11p10 Aphasia and Related Neurological Language Disorders

Zoë Soon

Aphasia Overview

  • Aphasia: Loss or impairment of language comprehension or expression.
  • Usually caused by damage to specific areas of the brain involved in language.

Key Brain Areas

  • Wernicke’s area: Located in the left temporal lobe (for most people).
    • Responsible for language comprehension.
  • Broca’s area: Located in the left frontal lobe.
    • Responsible for speech production and articulation.

Types of Aphasia:

1.  Receptive Aphasia (Wernicke’s Aphasia)

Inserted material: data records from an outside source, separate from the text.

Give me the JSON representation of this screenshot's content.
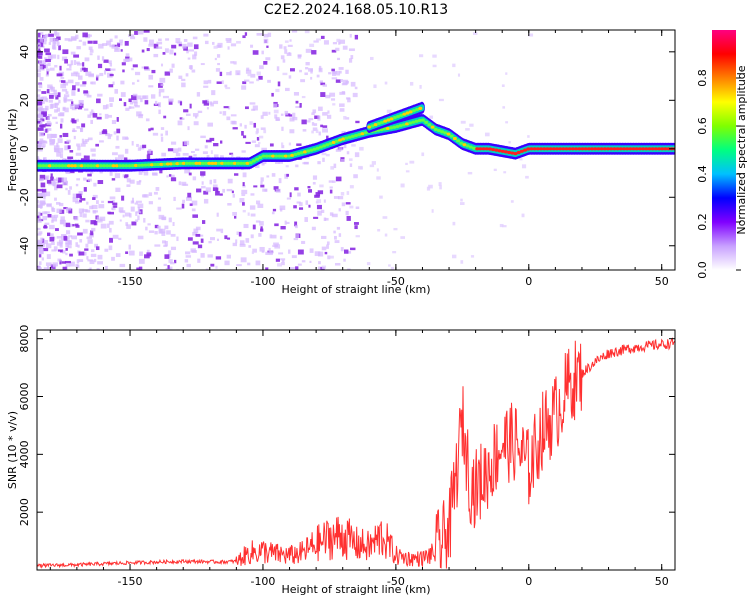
{
  "title": "C2E2.2024.168.05.10.R13",
  "chart_data": [
    {
      "type": "heatmap",
      "xlabel": "Height of straight line (km)",
      "ylabel": "Frequency (Hz)",
      "xlim": [
        -185,
        55
      ],
      "ylim": [
        -50,
        49
      ],
      "x_ticks": [
        -150,
        -100,
        -50,
        0,
        50
      ],
      "y_ticks": [
        -40,
        -20,
        0,
        20,
        40
      ],
      "x_tick_labels": [
        "-150",
        "-100",
        "-50",
        "0",
        "50"
      ],
      "y_tick_labels": [
        "-40",
        "-20",
        "0",
        "20",
        "40"
      ],
      "colorbar": {
        "label": "Normalized spectral amplitude",
        "range": [
          0,
          1
        ],
        "ticks": [
          0.0,
          0.2,
          0.4,
          0.6,
          0.8
        ],
        "tick_labels": [
          "0.0",
          "0.2",
          "0.4",
          "0.6",
          "0.8"
        ],
        "colors": [
          "#ffffff",
          "#c8a0ff",
          "#8000ff",
          "#0000ff",
          "#00c0ff",
          "#00ff80",
          "#80ff00",
          "#ffff00",
          "#ff8000",
          "#ff0000",
          "#ff0080"
        ]
      },
      "ridge": {
        "x": [
          -185,
          -170,
          -150,
          -130,
          -115,
          -105,
          -100,
          -90,
          -80,
          -70,
          -60,
          -50,
          -40,
          -35,
          -30,
          -25,
          -20,
          -15,
          -10,
          -5,
          0,
          5,
          10,
          20,
          30,
          40,
          55
        ],
        "y": [
          -7,
          -7,
          -7,
          -6,
          -6,
          -6,
          -3,
          -3,
          0,
          4,
          7,
          9,
          12,
          8,
          6,
          2,
          0,
          0,
          -1,
          -2,
          0,
          0,
          0,
          0,
          0,
          0,
          0
        ]
      },
      "ridge_secondary": {
        "x": [
          -60,
          -55,
          -50,
          -45,
          -40
        ],
        "y": [
          9,
          11,
          13,
          15,
          17
        ]
      }
    },
    {
      "type": "line",
      "xlabel": "Height of straight line (km)",
      "ylabel": "SNR (10 * v/v)",
      "xlim": [
        -185,
        55
      ],
      "ylim": [
        0,
        8300
      ],
      "x_ticks": [
        -150,
        -100,
        -50,
        0,
        50
      ],
      "y_ticks": [
        2000,
        4000,
        6000,
        8000
      ],
      "x_tick_labels": [
        "-150",
        "-100",
        "-50",
        "0",
        "50"
      ],
      "y_tick_labels": [
        "2000",
        "4000",
        "6000",
        "8000"
      ],
      "series": [
        {
          "color": "#ff3030",
          "x": [
            -185,
            -170,
            -150,
            -130,
            -115,
            -110,
            -105,
            -100,
            -95,
            -90,
            -85,
            -80,
            -75,
            -70,
            -65,
            -60,
            -55,
            -50,
            -45,
            -40,
            -35,
            -30,
            -27,
            -25,
            -22,
            -20,
            -15,
            -10,
            -5,
            0,
            5,
            10,
            15,
            20,
            25,
            30,
            35,
            40,
            45,
            50,
            55
          ],
          "y": [
            150,
            180,
            250,
            300,
            280,
            300,
            600,
            650,
            550,
            500,
            600,
            900,
            1100,
            1200,
            900,
            800,
            1200,
            500,
            400,
            400,
            600,
            1300,
            3500,
            5200,
            3000,
            2800,
            3500,
            4400,
            4400,
            3500,
            4800,
            5400,
            6400,
            6800,
            7200,
            7500,
            7600,
            7700,
            7750,
            7800,
            7850
          ]
        }
      ]
    }
  ]
}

  • Damage to Wernicke’s area in temporal lobe (usually on left side).
  • Person cannot understand written or spoken language.
  • Speech is fluent but meaningless (word salad).
  • Can’t interpret language correctly.

2.  Expressive Aphasia (Broca’s Aphasia)

  • Damage to Broca’s area in temporal lobe (usually on left side).
  • Person can understand language but cannot speak or write properly.
  • Speech is garbled or slow.
  • Little or no articulation.

3.  Global Aphasia

  • Damage to both Wernicke’s and Broca’s areas, or their connecting pathways.
  • Severe:
    • Cannot understand or produce language.
    • Results from large strokes affecting both regions.

4.  Dysphasia (Aphasias of partial loss)

  • Mild or partial impairments.
  • Prefixes:
    • a-: without or absent (e.g., aphasia).
    • dys-: bad or difficult.

Other Language-Related Disorders

1.  Dysarthria

  • Impaired articulation due to damage to cranial nerves controlling speech muscles.
  • Words tend to be slurred or poorly articulated.
  • Not a language problem per se but muscle control problem.

2.  Agraphia

  • Inability to write.
  • Results from damage to language or motor pathways involved in writing.

3.  Alexia

  • Impaired reading ability (dyslexia is a related developmental disorder).
  • Damage to visual or reading centers.

4.  Agnosia

  • Inability to recognize objects or people.
  • Results from damage to specialized recognition areas in the brain.
    • Object agnosia: unable to recognize objects.
    • Facial (prosopagnosia): unable to recognize faces.
  • Example from Oliver Sacks’ cases: patients unable to recognize people or objects due to focal brain damage as depicted in his book “The Man Who Mistook His Wife for a Hat”.

Summary

  • Aphasia affects language comprehension and output based on lesion location.
  • Recognition deficits (agnosia) involve perception of objects or faces.
  • These conditions highlight the specialized functions of different brain regions.